Hopkins continued to play music and make records until his death, but he had an disregard for fame and the music business. He hated flying and never had a telephone and would turn town high paying tours to stay at home in Houston an play dive bars and juke joints. He recorded whenever he could, for anyone who’d pay him and cut more than 1,000 original songs and over 100 albums for dozens of labels large and small. Some of the best: The chilling acoustic sides of Autobiography in Blues (1960 Tradition, 2006 Tradition/Ryko) and Country Blues (1960 Tradition, 2006 Tradition/Ryko) recorded by Mack McCormick in Hopkins’ living room. The mostly acoustic albums he made for Prestige and Bluesville including Last Night Blues (1990 Original Blues Classics) with Sonny Terry on harp, Lightnin' (1990 Original Blues Classics), Blues in My Bottle (1990 Original Blues Classics), Goin' Away (1991 Original Blues Classics) an electric set with a guitar/bass/drums combo, The King of the Blues: Live at Swarthmore (1990 Original Blues Classics), a set that shows Hopkins at his spell binding best before an adoring live crowd, and Soul Blues (1990 Original Blues Classics).

 

Other albums of interest include: Lightnin' Sam Hopkins & Spider Kilpatrick (1962 Arhoolie, 1995 Arhoolie), a guitar and drums duo that predates the White Stripes by decades, Hopkins Brothers: Lightnin’, Joel, & John Henry (1964 Arhoolie, 1995 Arhoolie) is a rare set featuring Lightnin’ and his two brothers, again captured at home on a small recorder, Po’ Lightnin' (1988 Arhoolie, 1995 Arhoolie), Lightnin' Strikes (1962 Vee Jay), Hello Central (2008 Columbia Legacy), electric guitar sides recorded for Mainstream in 1950 and 51, Freeform Patterns (1993 Collectables) a session with the 13th Floor Elevators originally released on International Artists in 1965, and The Little Darlin' Sound of Lightnin' Hopkins: Lightnin' Strikes Twice (2005 Koch) all he sides Hopkins cut for Aubrey Mayhew’s Little Darkin’ records in 1967, formerly available on various Lost Sessions albums.

 

In 1970, Hopkins had a car accident that many physical problems and contributed to a slow decline in his health.
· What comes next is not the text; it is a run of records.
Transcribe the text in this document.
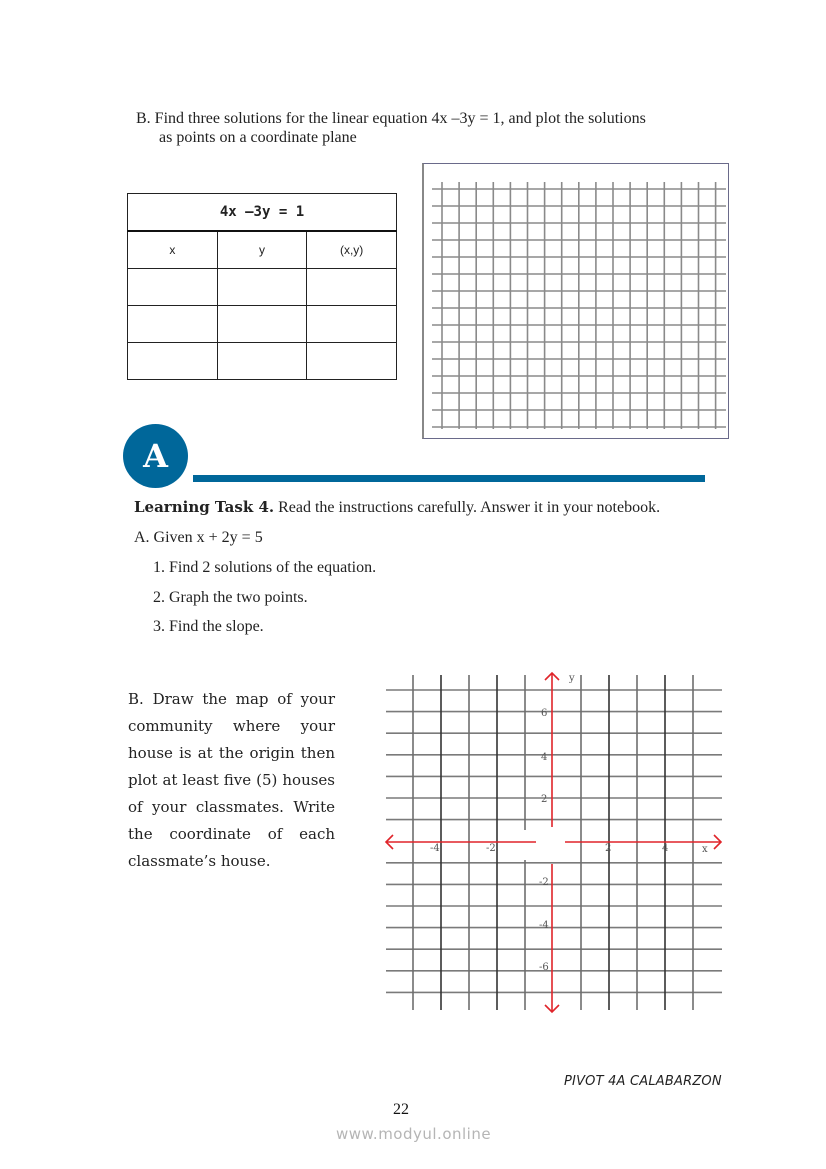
B. Find three solutions for the linear equation 4x –3y = 1, and plot the solutions
as points on a coordinate plane
4x –3y = 1		
x	y	(x,y)

A
Learning Task 4. Read the instructions carefully. Answer it in your notebook.
A. Given x + 2y = 5
1. Find 2 solutions of the equation.
2. Graph the two points.
3. Find the slope.
B. Draw the map of your community where your house is at the origin then plot at least five (5) houses of your classmates. Write the coordinate of each classmate’s house.
y
x
-4	-2	2	4
6
4
2
-2
-4
-6
PIVOT 4A CALABARZON
22
www.modyul.online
Still, he continued touring the world and recording until he died of cancer of the esophagus on January 30, 1982. Hopkins was a master innovator on guitar, and sessions often consisted of him vamping on the guitar and making things up as he wet along. His albums range from the brilliant to the bizarre, and with his disregard for contracts – as long as he got paid, he’d play – he turned out huge catalogue. Since his death, labels great and small, all around the world, have reissued and repackaged his songs, so be careful when choosing an album.

 

Suggestions: Live at Newport (2002 Vanguard) a live recording of his legendary sets at the Newport Folk Festival in 1964, Sonet Blues Story (2006 Verve) sides cut for the Sonet label on electric guitar in 1974, and Fishing Clothes: The Jewel Recordings 1965-1969 (2001 Westside UK) his three Jewel albums and many out takes on two CDs.